Both the Santa Fe and XT4 have child safety locks to prevent children from opening the rear doors. The Santa Fe has power child safety locks, allowing the driver to activate and deactivate them from the driver's seat and to know when they're engaged. The XT4’s child locks have to be individually engaged at each rear door with a manual switch. The driver can’t know the status of the locks without opening the doors and checking them.
The Santa Fe’s standard lane departure warning system alerts a temporarily inattentive driver when the vehicle begins to leave its lane and gently nudges the vehicle back towards its lane. A lane departure warning system costs extra on the XT4.
To help make backing out of a parking space safer, the Santa Fe has a standard cross-path warning system, which uses sensors in the rear bumper to alert the driver to vehicles approaching from the side, helping the driver avoid collisions. Only the XT4 Premium Luxury/Sport has a cross-path warning system.
The Santa Fe’s driver alert monitor detects an inattentive driver then sounds a warning and suggests a break. According to the NHTSA, drivers who fall asleep cause about 100,000 crashes and 1500 deaths a year. The XT4 doesn’t offer a driver alert monitor.

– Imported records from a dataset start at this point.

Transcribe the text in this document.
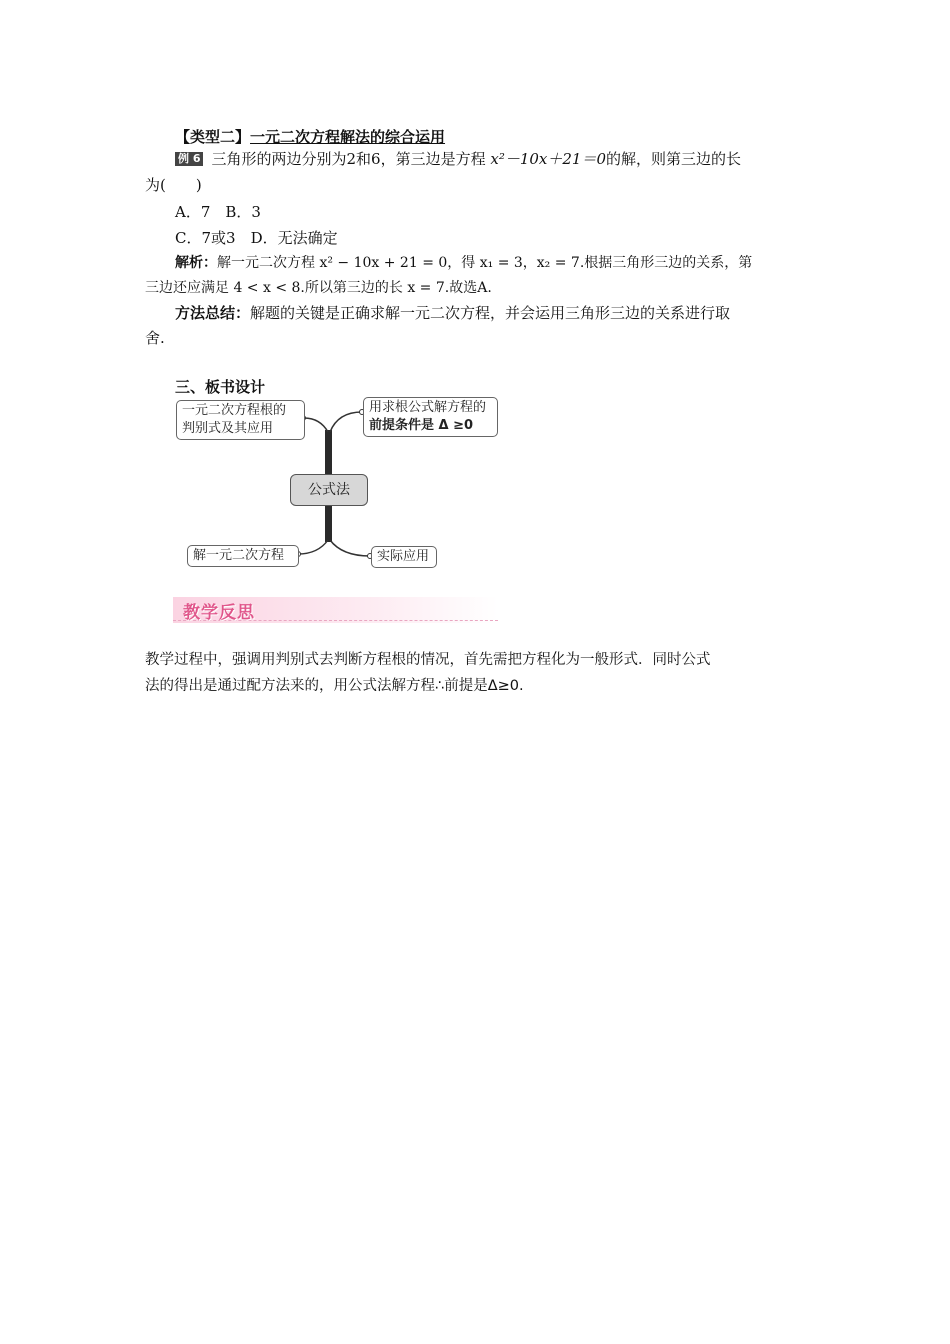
【类型二】一元二次方程解法的综合运用
例 6 三角形的两边分别为2和6，第三边是方程 x²－10x＋21＝0的解，则第三边的长
为(　　)
A．7　B．3
C．7或3　D．无法确定
解析：解一元二次方程 x² − 10x + 21 = 0，得 x₁ = 3，x₂ = 7.根据三角形三边的关系，第
三边还应满足 4 < x < 8.所以第三边的长 x = 7.故选A.
方法总结：解题的关键是正确求解一元二次方程，并会运用三角形三边的关系进行取
舍.
三、板书设计
公式法
一元二次方程根的
判别式及其应用
用求根公式解方程的
前提条件是 Δ ≥0
解一元二次方程	实际应用
教学反思
教学过程中，强调用判别式去判断方程根的情况，首先需把方程化为一般形式．同时公式
法的得出是通过配方法来的，用公式法解方程∴前提是Δ≥0.
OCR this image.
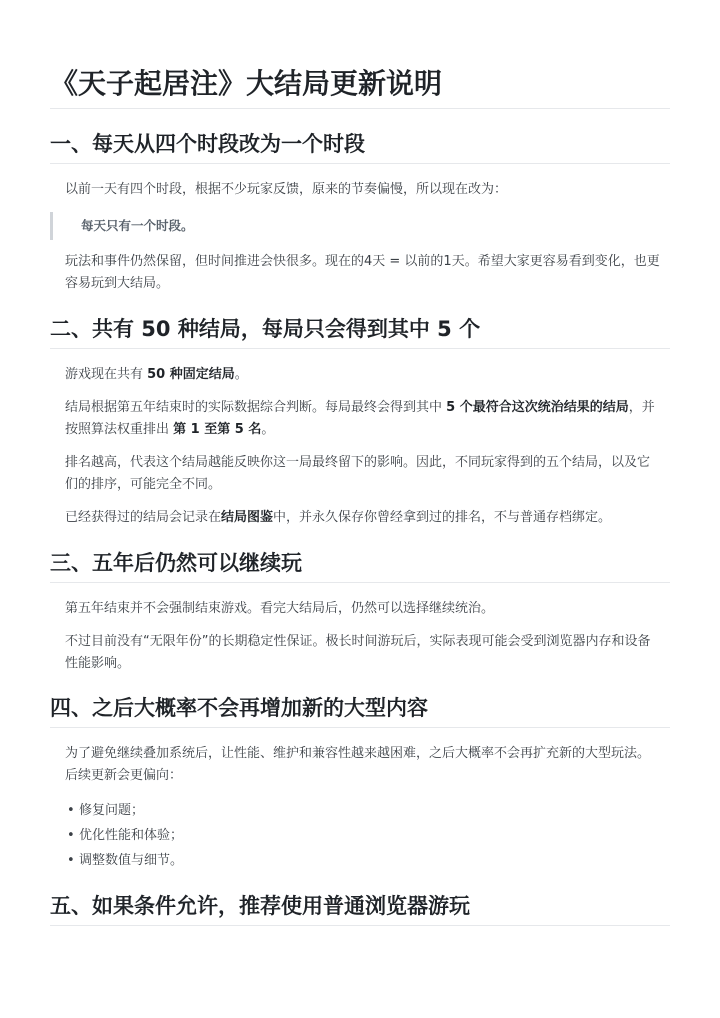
《天子起居注》大结局更新说明
一、每天从四个时段改为一个时段

以前一天有四个时段，根据不少玩家反馈，原来的节奏偏慢，所以现在改为：

每天只有一个时段。

玩法和事件仍然保留，但时间推进会快很多。现在的4天 = 以前的1天。希望大家更容易看到变化，也更容易玩到大结局。

二、共有 50 种结局，每局只会得到其中 5 个

游戏现在共有 50 种固定结局。

结局根据第五年结束时的实际数据综合判断。每局最终会得到其中 5 个最符合这次统治结果的结局，并按照算法权重排出 第 1 至第 5 名。

排名越高，代表这个结局越能反映你这一局最终留下的影响。因此，不同玩家得到的五个结局，以及它们的排序，可能完全不同。

已经获得过的结局会记录在结局图鉴中，并永久保存你曾经拿到过的排名，不与普通存档绑定。

三、五年后仍然可以继续玩

第五年结束并不会强制结束游戏。看完大结局后，仍然可以选择继续统治。

不过目前没有“无限年份”的长期稳定性保证。极长时间游玩后，实际表现可能会受到浏览器内存和设备性能影响。

四、之后大概率不会再增加新的大型内容

为了避免继续叠加系统后，让性能、维护和兼容性越来越困难，之后大概率不会再扩充新的大型玩法。后续更新会更偏向：

• 修复问题；
• 优化性能和体验；
• 调整数值与细节。
五、如果条件允许，推荐使用普通浏览器游玩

Both the Santa Fe and the XT4 have standard driver and passenger frontal airbags, front side-impact airbags, side-impact head airbags, front seatbelt pretensioners, front wheel drive, height adjustable front shoulder belts, plastic fuel tanks, four-wheel antilock brakes, traction control, electronic stability systems to prevent skidding, crash mitigating brakes, daytime running lights, rearview cameras, available all wheel drive and around view monitors.